Again, her use of the cluster feature is troubling for the same reason. While it seems logical for people to assume frequency equates to importance, this is a particular assumption held by North Americans. We cannot be sure others hold it, nor that this assumption was meant to be held by those who created the program.
The fact that the author presents her paper as an “exploration” can be helpful or harmful, depending on how familiar the reader is with history, particularly digital history, and how dedicated they are to good practice and methodology (as explored in the previous module). For example, when the author says that she notes that the densest file is once again Stanton’s and that she “[continues] exploring”, she presents both the strengths and weaknesses of digital technology such as this.
One strength of this type of analysis is that it allows for rapid and easy manipulation of data and lets the user quickly see if an idea or theory they have had is feasible, based on how they manipulate data. For example, a csv file can produce many different types of charts and use multiple variables. A user can find an interesting trend and quickly follow it through, checking against the data or cross-referencing with another variable. The problem is part of the same advantage because it is the user who manipulates and changes the way the data is being viewed or compared against. Someone who is not familiar with the ethics and methodology of good digital history can easily work off their biases and produce potentially misleading data. This could harm their reputation and the scholarship at large.
Ultimately, as the author writes, these tools are useful because they allow for broader comparison of “patterns and shifts over time and space“. These practices can also be harmful if not done in conjunction with typical academic methods, a fact that the author also points out when she argues that these are good tools before beginning close readings.

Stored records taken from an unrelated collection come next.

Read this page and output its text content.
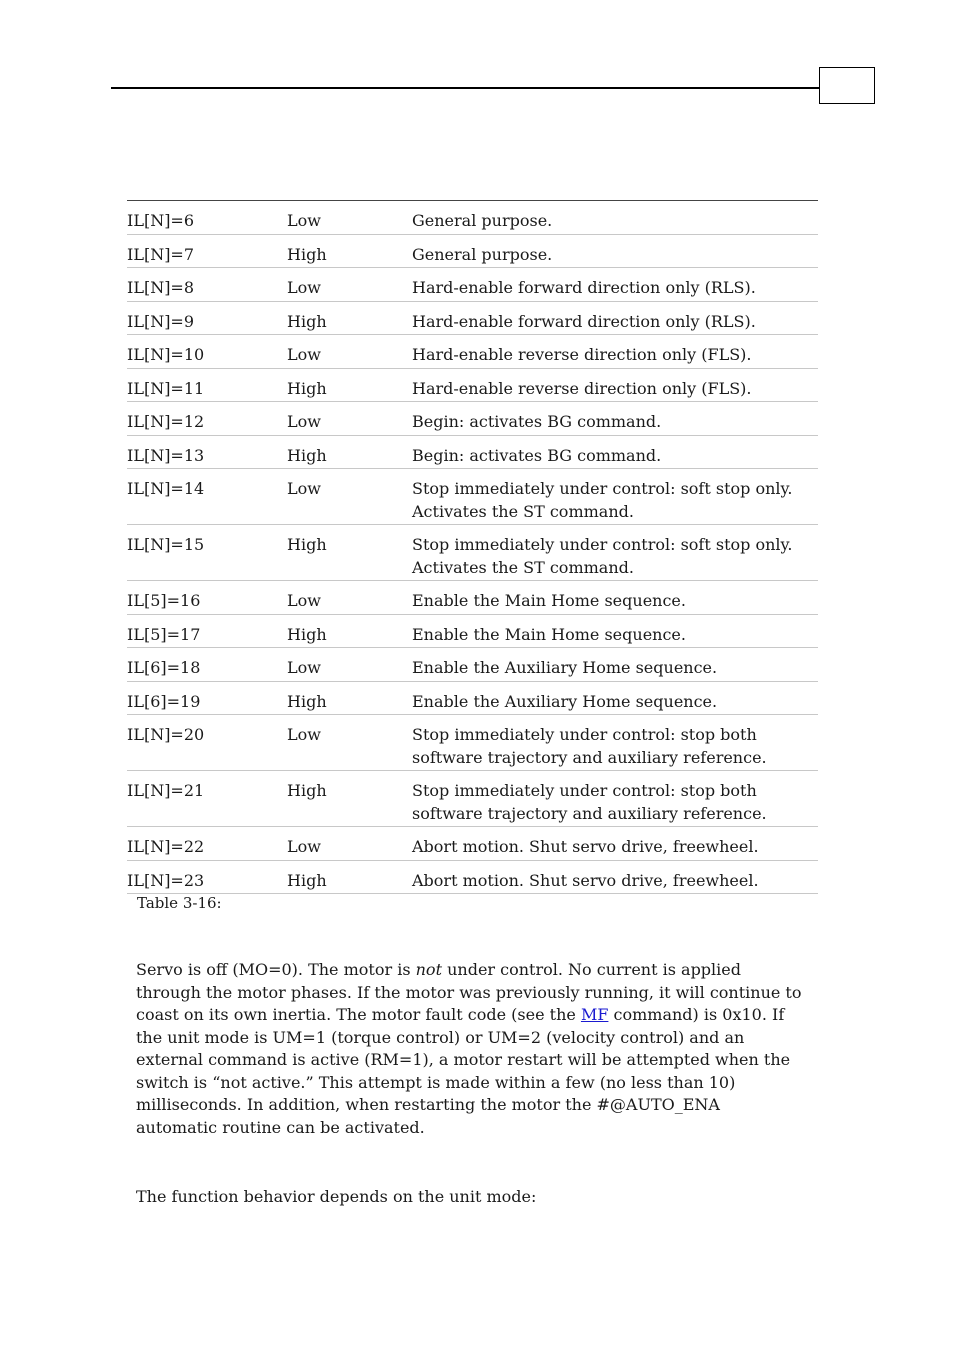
IL[N]=6	Low	General purpose.
IL[N]=7	High	General purpose.
IL[N]=8	Low	Hard-enable forward direction only (RLS).
IL[N]=9	High	Hard-enable forward direction only (RLS).
IL[N]=10	Low	Hard-enable reverse direction only (FLS).
IL[N]=11	High	Hard-enable reverse direction only (FLS).
IL[N]=12	Low	Begin: activates BG command.
IL[N]=13	High	Begin: activates BG command.
IL[N]=14	Low	Stop immediately under control: soft stop only.
Activates the ST command.
IL[N]=15	High	Stop immediately under control: soft stop only.
Activates the ST command.
IL[5]=16	Low	Enable the Main Home sequence.
IL[5]=17	High	Enable the Main Home sequence.
IL[6]=18	Low	Enable the Auxiliary Home sequence.
IL[6]=19	High	Enable the Auxiliary Home sequence.
IL[N]=20	Low	Stop immediately under control: stop both
software trajectory and auxiliary reference.
IL[N]=21	High	Stop immediately under control: stop both
software trajectory and auxiliary reference.
IL[N]=22	Low	Abort motion. Shut servo drive, freewheel.
IL[N]=23	High	Abort motion. Shut servo drive, freewheel.
Table 3-16:

Servo is off (MO=0). The motor is not under control. No current is applied through the motor phases. If the motor was previously running, it will continue to coast on its own inertia. The motor fault code (see the MF command) is 0x10. If the unit mode is UM=1 (torque control) or UM=2 (velocity control) and an external command is active (RM=1), a motor restart will be attempted when the switch is “not active.” This attempt is made within a few (no less than 10) milliseconds. In addition, when restarting the motor the #@AUTO_ENA automatic routine can be activated.

The function behavior depends on the unit mode:
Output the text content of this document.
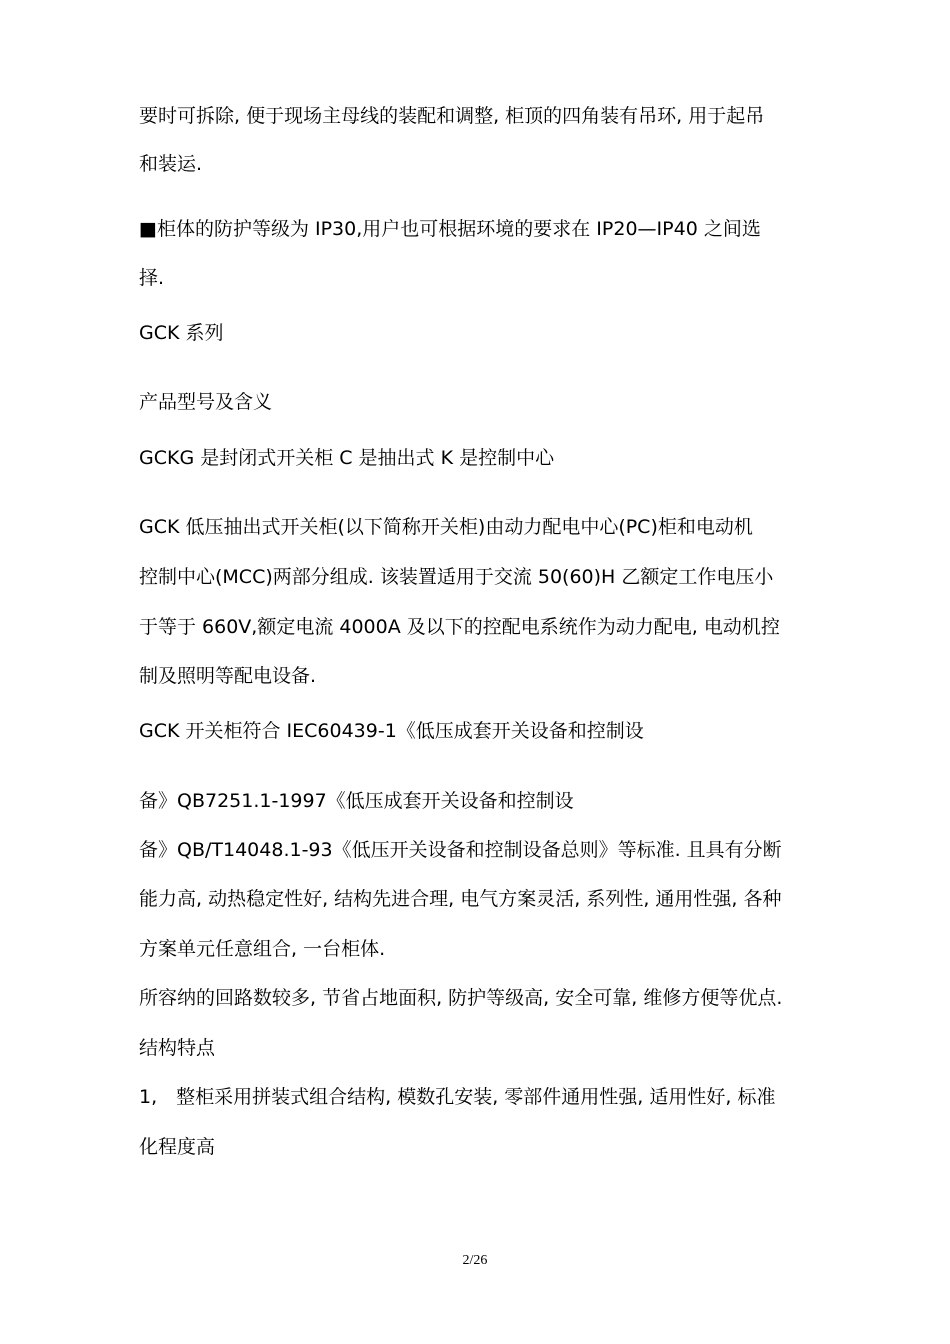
要时可拆除, 便于现场主母线的装配和调整, 柜顶的四角装有吊环, 用于起吊
和装运.
■柜体的防护等级为 IP30,用户也可根据环境的要求在 IP20—IP40 之间选
择.
GCK 系列
产品型号及含义
GCKG 是封闭式开关柜 C 是抽出式 K 是控制中心
GCK 低压抽出式开关柜(以下简称开关柜)由动力配电中心(PC)柜和电动机
控制中心(MCC)两部分组成. 该装置适用于交流 50(60)H 乙额定工作电压小
于等于 660V,额定电流 4000A 及以下的控配电系统作为动力配电, 电动机控
制及照明等配电设备.
GCK 开关柜符合 IEC60439-1《低压成套开关设备和控制设
备》QB7251.1-1997《低压成套开关设备和控制设
备》QB/T14048.1-93《低压开关设备和控制设备总则》等标准. 且具有分断
能力高, 动热稳定性好, 结构先进合理, 电气方案灵活, 系列性, 通用性强, 各种
方案单元任意组合, 一台柜体.
所容纳的回路数较多, 节省占地面积, 防护等级高, 安全可靠, 维修方便等优点.
结构特点
1,　整柜采用拼装式组合结构, 模数孔安装, 零部件通用性强, 适用性好, 标准
化程度高
2/26
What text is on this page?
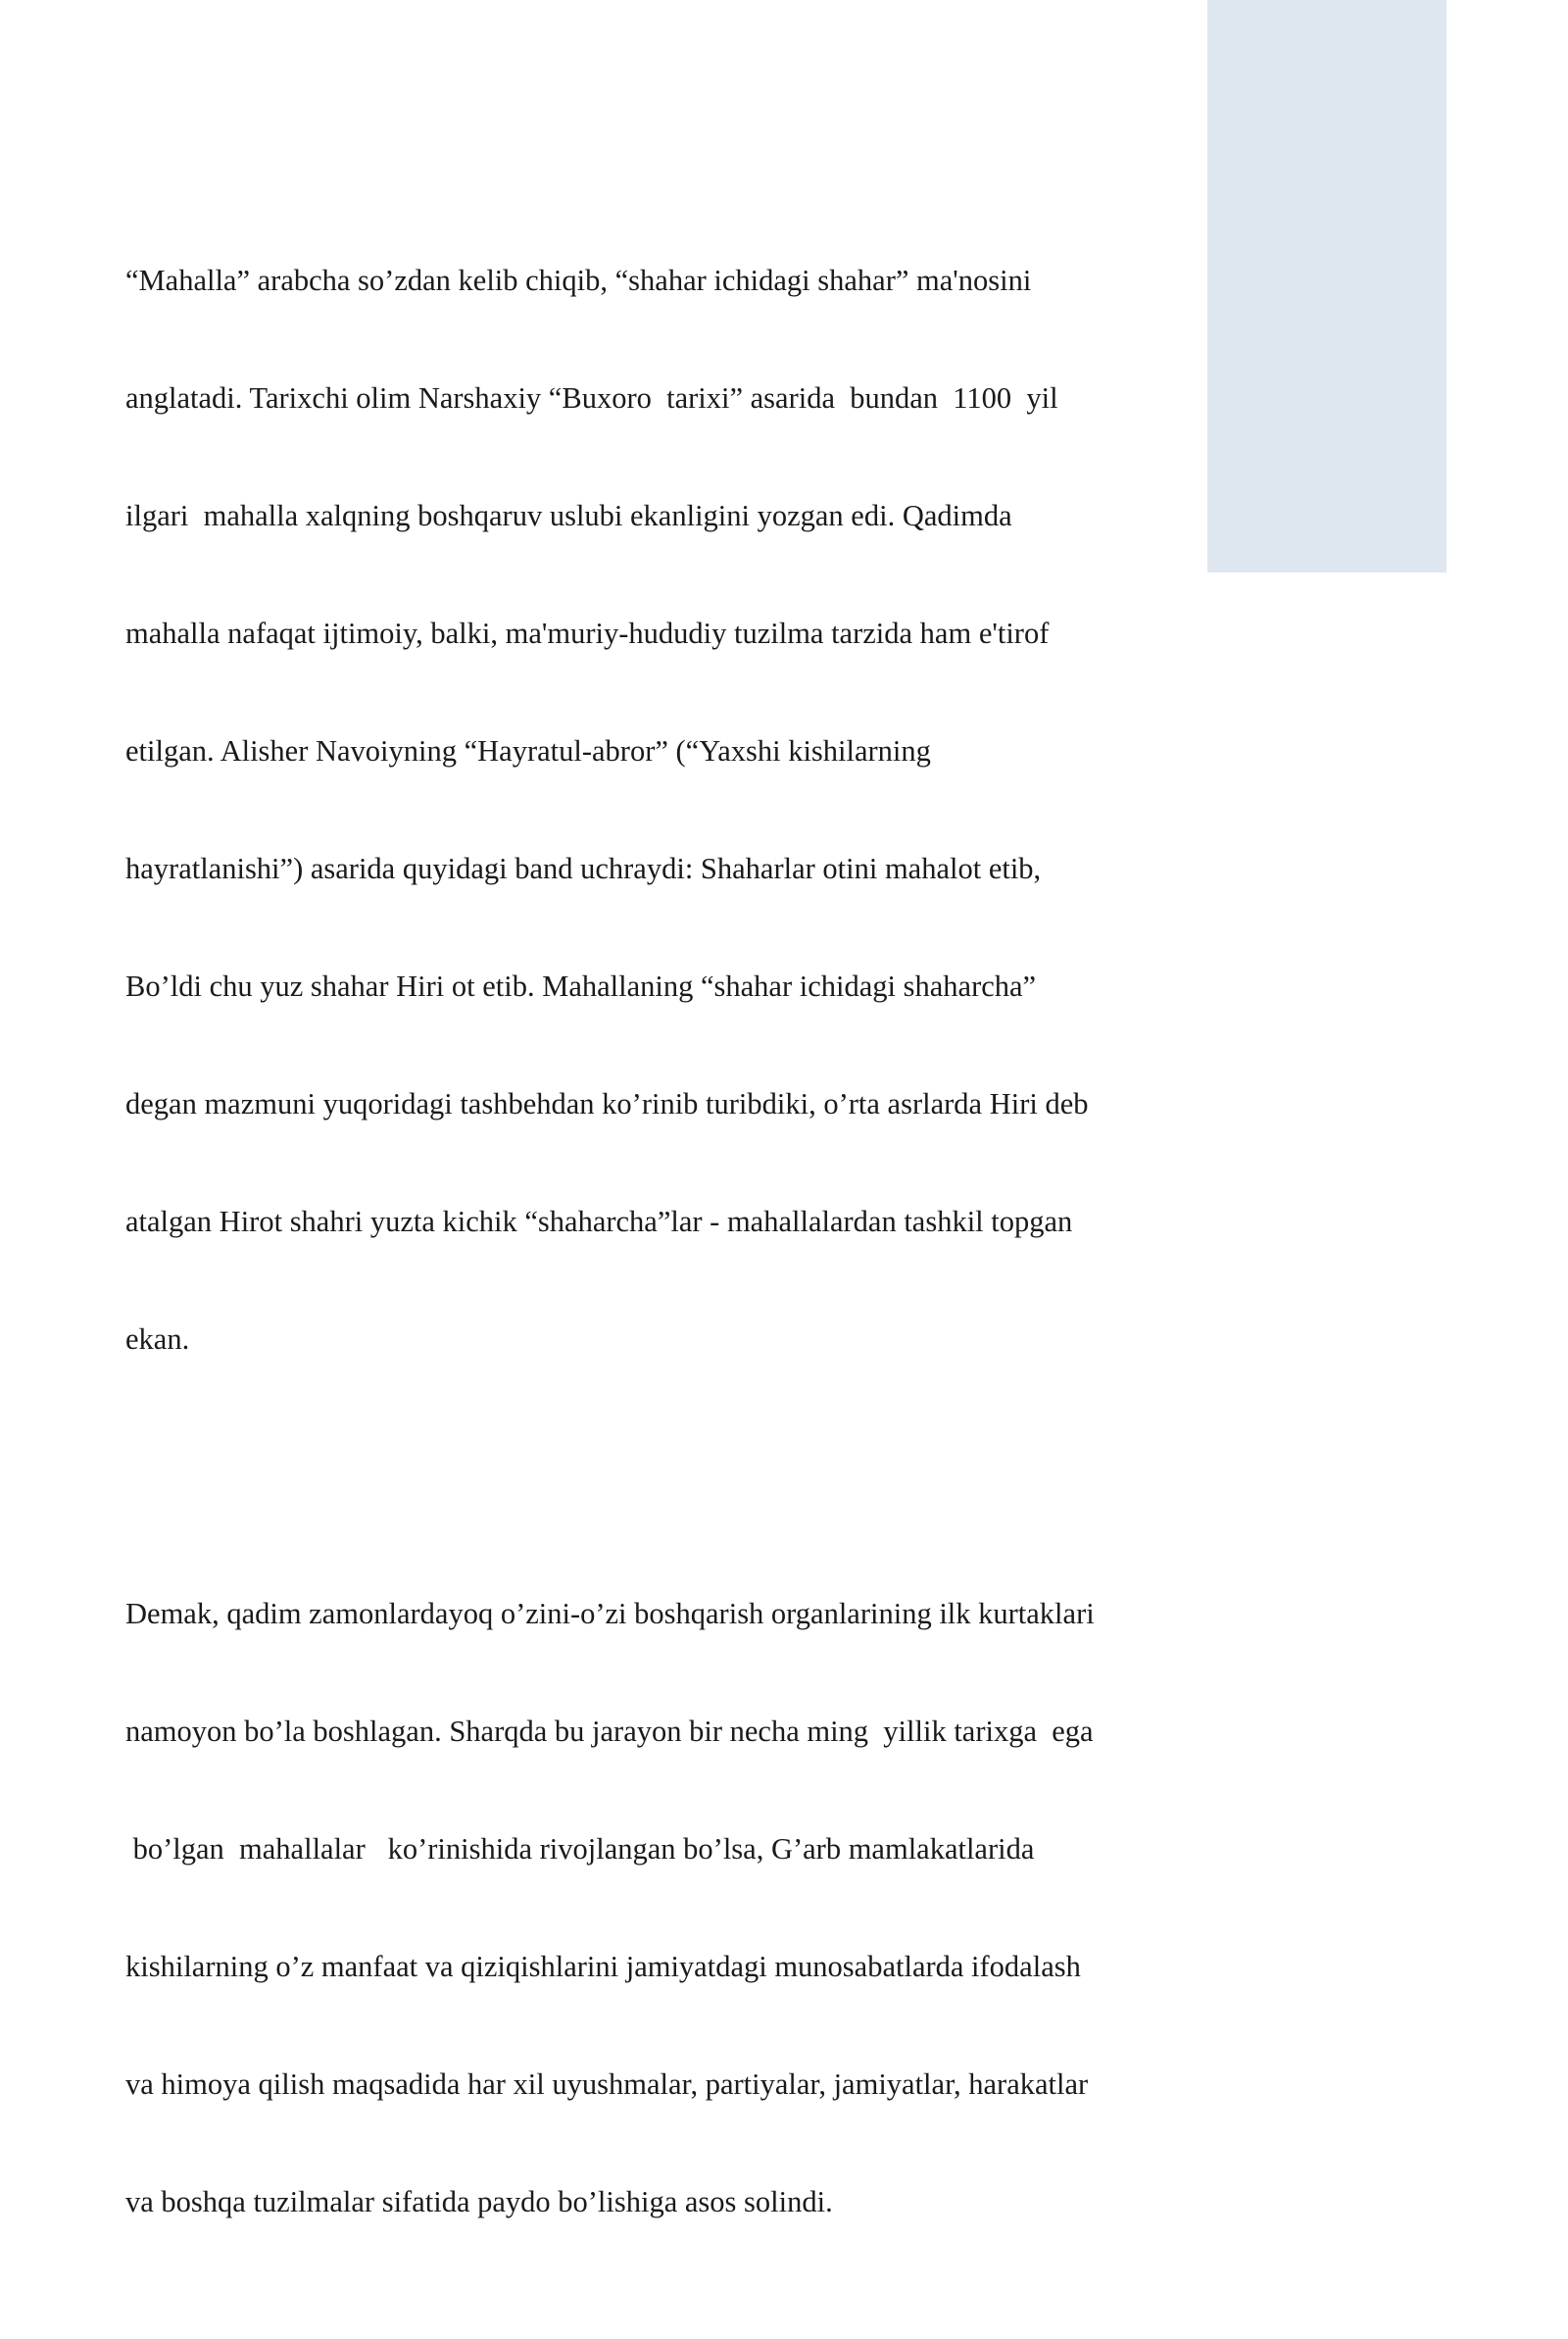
“Mahalla” arabcha so’zdan kelib chiqib, “shahar ichidagi shahar” ma'nosini

anglatadi. Tarixchi olim Narshaxiy “Buxoro  tarixi” asarida  bundan  1100  yil

ilgari  mahalla xalqning boshqaruv uslubi ekanligini yozgan edi. Qadimda

mahalla nafaqat ijtimoiy, balki, ma'muriy-hududiy tuzilma tarzida ham e'tirof

etilgan. Alisher Navoiyning “Hayratul-abror” (“Yaxshi kishilarning

hayratlanishi”) asarida quyidagi band uchraydi: Shaharlar otini mahalot etib,

Bo’ldi chu yuz shahar Hiri ot etib. Mahallaning “shahar ichidagi shaharcha”

degan mazmuni yuqoridagi tashbehdan ko’rinib turibdiki, o’rta asrlarda Hiri deb

atalgan Hirot shahri yuzta kichik “shaharcha”lar - mahallalardan tashkil topgan

ekan.

Demak, qadim zamonlardayoq o’zini-o’zi boshqarish organlarining ilk kurtaklari

namoyon bo’la boshlagan. Sharqda bu jarayon bir necha ming  yillik tarixga  ega

bo’lgan  mahallalar   ko’rinishida rivojlangan bo’lsa, G’arb mamlakatlarida

kishilarning o’z manfaat va qiziqishlarini jamiyatdagi munosabatlarda ifodalash

va himoya qilish maqsadida har xil uyushmalar, partiyalar, jamiyatlar, harakatlar

va boshqa tuzilmalar sifatida paydo bo’lishiga asos solindi.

In conclusion, I think the same tools can be both beneficial and harmful. It is not the tool that has a negative or positive value, but the people and methods that are using them. That is why this class is about learning how to responsibly and helpfully use the tools to contribute to history at large. The fact that it makes it easier to use vast quantities of data provides the same level of harm to the unsuspecting user that a casual scan of library shelves does or the use of only one archive source. For those inclined to do poor history, these tools will allow them to continue and for those concerned about methodology, these tools assist in broadening the data they can explore.